FIGURE 6. IL-1F8 induces expression of epithelial defense proteins by cultured human keratinocytes

Reconstituted human epidermal cultures were stimulated for 24h with 25ng/ml recombinant IL-1α, 5μg/ml IL-1F5, -1F6, -1F8 or -1F9. QRT-PCR shows IL-1F8 increased expression of the anti-microbial peptides DEFB4 (a), lipocalin 2 (c) DEFB103 (d), CAMP (f), elafin (g), serpin B1 (h) and IL-8 (i). ELISA of the conditioned culture medium revealed respective 4-fold and 2.6-fold increases in secreted HBD-2 (b) and HBD-3 peptides (e) in response to IL-1F8. Induction of HBD-2 could also be visualized immunohistochemically (j-l). Bars, mean ± S.D (n=6). Statistical significance indicated * p<0.05, ** p<0.01, *** p<0.001.

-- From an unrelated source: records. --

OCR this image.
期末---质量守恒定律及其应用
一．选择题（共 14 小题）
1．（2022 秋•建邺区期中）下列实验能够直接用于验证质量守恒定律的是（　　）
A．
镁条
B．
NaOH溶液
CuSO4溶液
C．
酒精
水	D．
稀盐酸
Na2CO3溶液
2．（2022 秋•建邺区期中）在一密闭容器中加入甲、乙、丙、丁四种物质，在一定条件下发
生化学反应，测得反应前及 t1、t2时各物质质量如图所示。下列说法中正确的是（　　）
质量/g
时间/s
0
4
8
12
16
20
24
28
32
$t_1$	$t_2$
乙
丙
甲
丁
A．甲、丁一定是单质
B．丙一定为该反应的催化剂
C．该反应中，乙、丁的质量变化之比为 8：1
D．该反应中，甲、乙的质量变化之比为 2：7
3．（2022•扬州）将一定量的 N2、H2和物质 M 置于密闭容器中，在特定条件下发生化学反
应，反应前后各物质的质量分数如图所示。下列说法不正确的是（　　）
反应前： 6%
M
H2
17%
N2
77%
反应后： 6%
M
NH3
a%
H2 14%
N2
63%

FIGURE 7. IL-1F8 induces MMP expression by reconstituted human epidermal (RHE) cultures

Reconstituted human epidermal cultures were stimulated for 24h with 25ng/ml recombinant IL-1a or 5μg/ml IL-1F5, -1F6, -1F8 or -1F9. QRT-PCR revealed significant increases in MMP9 (3.6-fold, c), MMP10 (3.6-fold, e) and MMP19 (2.6-fold, g) transcripts in response to IL-1F8, while IL-1F9 induced 2.8-fold and 2.9-fold increases in MMP10 (e) and MMP9 (g) respectively. MMP1 (b) and MMP9 (d) were both significantly over-expressed in psoriasis lesions (PP) compared with symptomless skin (NN or PN). Bars, mean ± S.D (n=9). Statistical significance indicated * p<0.05, ** p<0.01, *** p<0.001.